The other question which he challenges refers to the statement of the judge upon summarizing Juana Garcia’s statement “that there was nothing between Alberto and her husband at the moment in which Alberto was sticking him with the knife.” It is true that it can not be strictly said that the witness stated that there was nothing between Alberto [501]*501and her husband, but the truth is that the facts such as they were narrated by her show that at that moment there was nothing between the deceased and defendant, and that upon passing next.to where the latter was standing, it was while using the word used by the witness’ that he “stabbed” him!with the knife.
Appellant complains that in summarizing the evidence and referring to the testimony of witness Juan Flores, a witness rejected by the district attorney and used by the defense, the judge expressed himself as follows: “The witness identified his signature in the statement which he gave before the district attorney and testified that he di,d not include in the statement that about the deceased throwing the knife at defendant, but that he stated it.” The objection consists in the use of the term “that” which appellant believed discredited his case. We do not believe that the use of the term “that” by the judge under these circumstances caused that impression upon the jury. It seems that it was the simplest way which the judge thought he could explain to the jury the question of the impeachment which the district attorney was making of the testimony of the witness during the trial. An important element was introduced as to which he had not testified before the district attorney: that the deceased had a jackknife and that he took it out upon facing the defendant. To describe this fact with the word “that” could not prejudice the defendant.
Appellant objects that when the judge summarized the rebuttal evidence — testimony of the witness, who was the wife of the deceased in order to establish that the relations between the latter and the witness Juan Flores, presented by the defense and who was the step-father of the victim were, not so good — expressed himself to the effect that the witness had said: “Sometimes he argued with his father, when the truth is that this witness at no time stated such a thing.”
[502]*502Aside from the fact that this benefited the defendant since it was being established by the evidence of the district attorney itself that the deceased was a person given to arguments, the truth is that if they are considered jointly, that is, the question and the answer, the witness actually testified what the judge expressed.

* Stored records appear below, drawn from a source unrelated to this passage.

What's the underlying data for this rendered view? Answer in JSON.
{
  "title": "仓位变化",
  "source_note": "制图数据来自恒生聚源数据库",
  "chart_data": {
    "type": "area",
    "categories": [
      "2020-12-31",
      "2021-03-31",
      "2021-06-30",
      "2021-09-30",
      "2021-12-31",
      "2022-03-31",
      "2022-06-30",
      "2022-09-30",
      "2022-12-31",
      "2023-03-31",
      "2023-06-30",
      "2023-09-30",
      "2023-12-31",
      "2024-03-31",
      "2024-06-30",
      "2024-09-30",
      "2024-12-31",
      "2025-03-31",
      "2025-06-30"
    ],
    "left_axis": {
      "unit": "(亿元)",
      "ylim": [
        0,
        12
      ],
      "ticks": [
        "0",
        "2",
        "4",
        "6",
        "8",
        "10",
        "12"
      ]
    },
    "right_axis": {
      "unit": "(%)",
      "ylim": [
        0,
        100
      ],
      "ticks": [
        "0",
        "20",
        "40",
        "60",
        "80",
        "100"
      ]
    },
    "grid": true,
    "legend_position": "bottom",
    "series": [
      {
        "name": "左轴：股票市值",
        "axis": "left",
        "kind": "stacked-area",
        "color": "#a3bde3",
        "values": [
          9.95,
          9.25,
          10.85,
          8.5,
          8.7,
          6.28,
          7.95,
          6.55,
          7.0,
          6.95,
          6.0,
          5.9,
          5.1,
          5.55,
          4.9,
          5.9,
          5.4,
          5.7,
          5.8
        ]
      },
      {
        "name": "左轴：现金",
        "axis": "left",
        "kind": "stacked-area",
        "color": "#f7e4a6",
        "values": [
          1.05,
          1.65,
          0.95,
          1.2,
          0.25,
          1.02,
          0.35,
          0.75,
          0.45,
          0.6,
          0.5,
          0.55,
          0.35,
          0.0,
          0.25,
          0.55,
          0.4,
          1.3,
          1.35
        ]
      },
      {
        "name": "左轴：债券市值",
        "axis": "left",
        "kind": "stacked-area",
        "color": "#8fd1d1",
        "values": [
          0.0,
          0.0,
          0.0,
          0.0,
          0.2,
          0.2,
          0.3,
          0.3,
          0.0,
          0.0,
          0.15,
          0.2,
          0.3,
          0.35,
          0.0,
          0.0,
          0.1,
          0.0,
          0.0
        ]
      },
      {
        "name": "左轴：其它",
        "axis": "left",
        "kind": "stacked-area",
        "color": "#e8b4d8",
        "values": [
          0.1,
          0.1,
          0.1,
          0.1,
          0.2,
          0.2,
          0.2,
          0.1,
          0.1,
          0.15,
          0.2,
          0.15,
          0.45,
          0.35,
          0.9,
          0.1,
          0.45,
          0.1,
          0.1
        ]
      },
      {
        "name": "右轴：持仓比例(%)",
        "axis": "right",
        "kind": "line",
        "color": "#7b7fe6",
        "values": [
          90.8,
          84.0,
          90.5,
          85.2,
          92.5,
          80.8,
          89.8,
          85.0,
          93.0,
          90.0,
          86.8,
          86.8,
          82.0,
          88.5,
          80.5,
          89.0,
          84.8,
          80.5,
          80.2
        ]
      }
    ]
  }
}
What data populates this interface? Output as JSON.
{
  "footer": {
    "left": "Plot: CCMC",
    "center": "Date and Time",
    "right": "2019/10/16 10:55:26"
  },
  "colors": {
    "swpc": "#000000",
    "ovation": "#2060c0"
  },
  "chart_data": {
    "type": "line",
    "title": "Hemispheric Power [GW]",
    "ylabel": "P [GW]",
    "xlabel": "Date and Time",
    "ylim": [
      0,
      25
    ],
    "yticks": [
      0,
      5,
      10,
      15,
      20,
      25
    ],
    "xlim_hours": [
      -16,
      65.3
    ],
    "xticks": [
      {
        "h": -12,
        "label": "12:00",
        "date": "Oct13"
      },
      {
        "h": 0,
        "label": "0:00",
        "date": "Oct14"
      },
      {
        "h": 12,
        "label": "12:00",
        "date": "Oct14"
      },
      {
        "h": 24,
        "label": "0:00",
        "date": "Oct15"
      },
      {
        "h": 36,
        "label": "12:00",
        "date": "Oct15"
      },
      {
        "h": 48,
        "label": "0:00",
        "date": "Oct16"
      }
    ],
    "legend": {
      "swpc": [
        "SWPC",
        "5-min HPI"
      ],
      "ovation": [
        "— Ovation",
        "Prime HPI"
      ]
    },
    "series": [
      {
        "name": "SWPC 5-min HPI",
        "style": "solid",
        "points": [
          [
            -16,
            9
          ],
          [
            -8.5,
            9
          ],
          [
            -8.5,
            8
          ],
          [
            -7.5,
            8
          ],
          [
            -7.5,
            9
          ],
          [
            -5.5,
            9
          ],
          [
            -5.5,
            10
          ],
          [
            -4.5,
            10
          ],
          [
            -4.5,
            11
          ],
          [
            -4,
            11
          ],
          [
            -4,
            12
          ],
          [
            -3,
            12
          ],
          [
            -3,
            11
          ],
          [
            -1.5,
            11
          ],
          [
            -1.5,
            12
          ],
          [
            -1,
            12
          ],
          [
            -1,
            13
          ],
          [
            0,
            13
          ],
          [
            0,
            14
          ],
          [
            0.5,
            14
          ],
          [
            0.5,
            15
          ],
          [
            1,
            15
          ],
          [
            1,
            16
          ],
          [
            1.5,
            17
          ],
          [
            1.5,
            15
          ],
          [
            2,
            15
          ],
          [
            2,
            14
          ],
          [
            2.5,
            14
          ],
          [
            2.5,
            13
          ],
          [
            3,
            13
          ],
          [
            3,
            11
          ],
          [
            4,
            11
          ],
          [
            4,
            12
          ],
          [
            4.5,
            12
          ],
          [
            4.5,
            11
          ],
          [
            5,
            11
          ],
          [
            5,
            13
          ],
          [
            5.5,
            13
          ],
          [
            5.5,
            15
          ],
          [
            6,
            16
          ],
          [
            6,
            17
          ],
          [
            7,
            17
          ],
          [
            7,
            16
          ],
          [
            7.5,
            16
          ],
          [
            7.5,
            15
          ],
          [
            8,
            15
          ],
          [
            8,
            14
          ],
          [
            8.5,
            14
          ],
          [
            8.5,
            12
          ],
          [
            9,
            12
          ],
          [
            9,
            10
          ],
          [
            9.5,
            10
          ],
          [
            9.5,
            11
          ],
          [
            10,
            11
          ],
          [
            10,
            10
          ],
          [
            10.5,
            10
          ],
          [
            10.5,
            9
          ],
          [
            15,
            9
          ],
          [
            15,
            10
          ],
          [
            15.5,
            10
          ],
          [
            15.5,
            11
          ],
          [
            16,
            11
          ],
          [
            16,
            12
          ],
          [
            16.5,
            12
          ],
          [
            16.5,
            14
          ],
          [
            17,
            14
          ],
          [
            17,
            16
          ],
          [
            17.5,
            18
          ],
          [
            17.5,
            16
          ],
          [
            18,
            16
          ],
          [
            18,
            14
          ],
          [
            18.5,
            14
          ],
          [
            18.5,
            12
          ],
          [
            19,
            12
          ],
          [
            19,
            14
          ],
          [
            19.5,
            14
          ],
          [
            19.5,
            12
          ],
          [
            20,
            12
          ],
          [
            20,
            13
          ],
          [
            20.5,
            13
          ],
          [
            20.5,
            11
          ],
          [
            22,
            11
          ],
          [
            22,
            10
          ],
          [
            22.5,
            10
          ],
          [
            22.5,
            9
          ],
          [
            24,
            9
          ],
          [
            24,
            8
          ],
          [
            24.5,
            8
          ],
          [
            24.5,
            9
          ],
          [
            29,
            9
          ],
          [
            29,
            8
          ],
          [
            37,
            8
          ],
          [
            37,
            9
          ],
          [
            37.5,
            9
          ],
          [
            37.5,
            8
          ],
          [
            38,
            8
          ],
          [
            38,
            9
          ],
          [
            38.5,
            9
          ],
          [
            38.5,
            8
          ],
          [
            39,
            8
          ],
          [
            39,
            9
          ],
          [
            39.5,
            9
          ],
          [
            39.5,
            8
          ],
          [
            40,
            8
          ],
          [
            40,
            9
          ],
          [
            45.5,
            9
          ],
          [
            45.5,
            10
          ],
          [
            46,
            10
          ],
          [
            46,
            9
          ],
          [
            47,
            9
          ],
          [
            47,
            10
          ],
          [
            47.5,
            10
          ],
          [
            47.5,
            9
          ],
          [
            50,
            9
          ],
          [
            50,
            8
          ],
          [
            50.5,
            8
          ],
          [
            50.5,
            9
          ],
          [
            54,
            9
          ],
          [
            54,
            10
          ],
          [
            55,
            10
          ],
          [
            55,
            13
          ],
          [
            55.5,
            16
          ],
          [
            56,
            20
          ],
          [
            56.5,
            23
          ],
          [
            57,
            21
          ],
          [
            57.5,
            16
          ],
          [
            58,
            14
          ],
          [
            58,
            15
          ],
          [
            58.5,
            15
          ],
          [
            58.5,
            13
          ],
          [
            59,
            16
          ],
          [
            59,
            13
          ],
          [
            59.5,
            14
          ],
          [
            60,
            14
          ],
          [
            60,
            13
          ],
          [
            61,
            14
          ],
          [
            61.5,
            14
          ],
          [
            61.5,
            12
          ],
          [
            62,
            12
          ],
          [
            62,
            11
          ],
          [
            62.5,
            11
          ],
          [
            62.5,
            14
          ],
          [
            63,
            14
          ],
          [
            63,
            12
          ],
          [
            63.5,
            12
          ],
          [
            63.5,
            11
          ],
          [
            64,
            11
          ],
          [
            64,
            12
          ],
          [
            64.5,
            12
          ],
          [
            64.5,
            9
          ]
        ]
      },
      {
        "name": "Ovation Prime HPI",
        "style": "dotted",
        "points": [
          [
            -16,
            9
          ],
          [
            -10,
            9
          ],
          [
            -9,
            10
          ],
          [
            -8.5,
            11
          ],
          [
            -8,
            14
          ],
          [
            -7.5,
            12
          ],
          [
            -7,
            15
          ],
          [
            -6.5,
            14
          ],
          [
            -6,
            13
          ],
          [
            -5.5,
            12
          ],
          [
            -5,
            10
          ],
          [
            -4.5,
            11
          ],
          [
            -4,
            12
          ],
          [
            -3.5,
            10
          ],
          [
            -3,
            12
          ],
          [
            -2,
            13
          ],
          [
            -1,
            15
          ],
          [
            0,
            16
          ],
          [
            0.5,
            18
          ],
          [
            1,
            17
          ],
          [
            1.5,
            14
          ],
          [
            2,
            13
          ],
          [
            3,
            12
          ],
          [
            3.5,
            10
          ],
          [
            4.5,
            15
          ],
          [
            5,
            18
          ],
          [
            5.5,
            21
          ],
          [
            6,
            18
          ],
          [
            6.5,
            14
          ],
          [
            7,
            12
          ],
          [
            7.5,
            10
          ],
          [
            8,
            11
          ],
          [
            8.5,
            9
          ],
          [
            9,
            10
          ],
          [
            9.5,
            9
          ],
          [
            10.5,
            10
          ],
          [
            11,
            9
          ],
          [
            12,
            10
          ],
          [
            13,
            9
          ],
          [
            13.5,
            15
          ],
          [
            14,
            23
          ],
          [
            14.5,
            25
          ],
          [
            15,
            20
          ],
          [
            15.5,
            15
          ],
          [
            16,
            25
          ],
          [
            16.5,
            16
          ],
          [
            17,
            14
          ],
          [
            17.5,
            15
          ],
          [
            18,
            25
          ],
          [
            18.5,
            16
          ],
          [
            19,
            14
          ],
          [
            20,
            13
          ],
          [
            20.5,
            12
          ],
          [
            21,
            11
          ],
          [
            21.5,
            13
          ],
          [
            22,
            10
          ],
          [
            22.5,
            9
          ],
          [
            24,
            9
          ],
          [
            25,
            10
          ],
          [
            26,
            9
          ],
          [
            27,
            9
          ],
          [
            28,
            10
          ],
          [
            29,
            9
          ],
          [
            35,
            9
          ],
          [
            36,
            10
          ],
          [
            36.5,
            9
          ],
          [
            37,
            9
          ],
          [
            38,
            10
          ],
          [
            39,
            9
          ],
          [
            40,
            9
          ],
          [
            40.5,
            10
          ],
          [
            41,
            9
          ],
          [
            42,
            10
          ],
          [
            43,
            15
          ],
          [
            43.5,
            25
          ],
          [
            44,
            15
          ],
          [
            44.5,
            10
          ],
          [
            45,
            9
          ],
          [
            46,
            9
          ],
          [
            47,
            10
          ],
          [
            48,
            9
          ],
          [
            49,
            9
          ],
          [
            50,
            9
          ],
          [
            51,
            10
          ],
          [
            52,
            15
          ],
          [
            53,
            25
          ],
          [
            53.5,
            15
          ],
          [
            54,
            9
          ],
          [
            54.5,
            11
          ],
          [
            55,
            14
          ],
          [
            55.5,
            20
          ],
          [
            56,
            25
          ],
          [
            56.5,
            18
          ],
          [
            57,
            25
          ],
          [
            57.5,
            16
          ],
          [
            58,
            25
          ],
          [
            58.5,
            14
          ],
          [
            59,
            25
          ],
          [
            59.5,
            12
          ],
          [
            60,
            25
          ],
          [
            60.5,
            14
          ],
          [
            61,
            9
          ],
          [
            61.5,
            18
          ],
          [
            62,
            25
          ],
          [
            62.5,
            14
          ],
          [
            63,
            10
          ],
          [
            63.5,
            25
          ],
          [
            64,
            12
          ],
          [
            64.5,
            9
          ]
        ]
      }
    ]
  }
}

3-5. The third and fourth errors are grounded on the fact that the verdict is contrary to the evidence and contrary to law. The facts, such as we have set them forth, dispose of these two errors. The fifth error challenges the instruction of self defense. These instructions followed the rule established in our decisions. People v. Túa, 84 P.R.R. 37 (1961).
The errors assigned were not committed. The judgment rendered on May 2, 1960 by the Superior Court, Humacao Part, will be affirmed.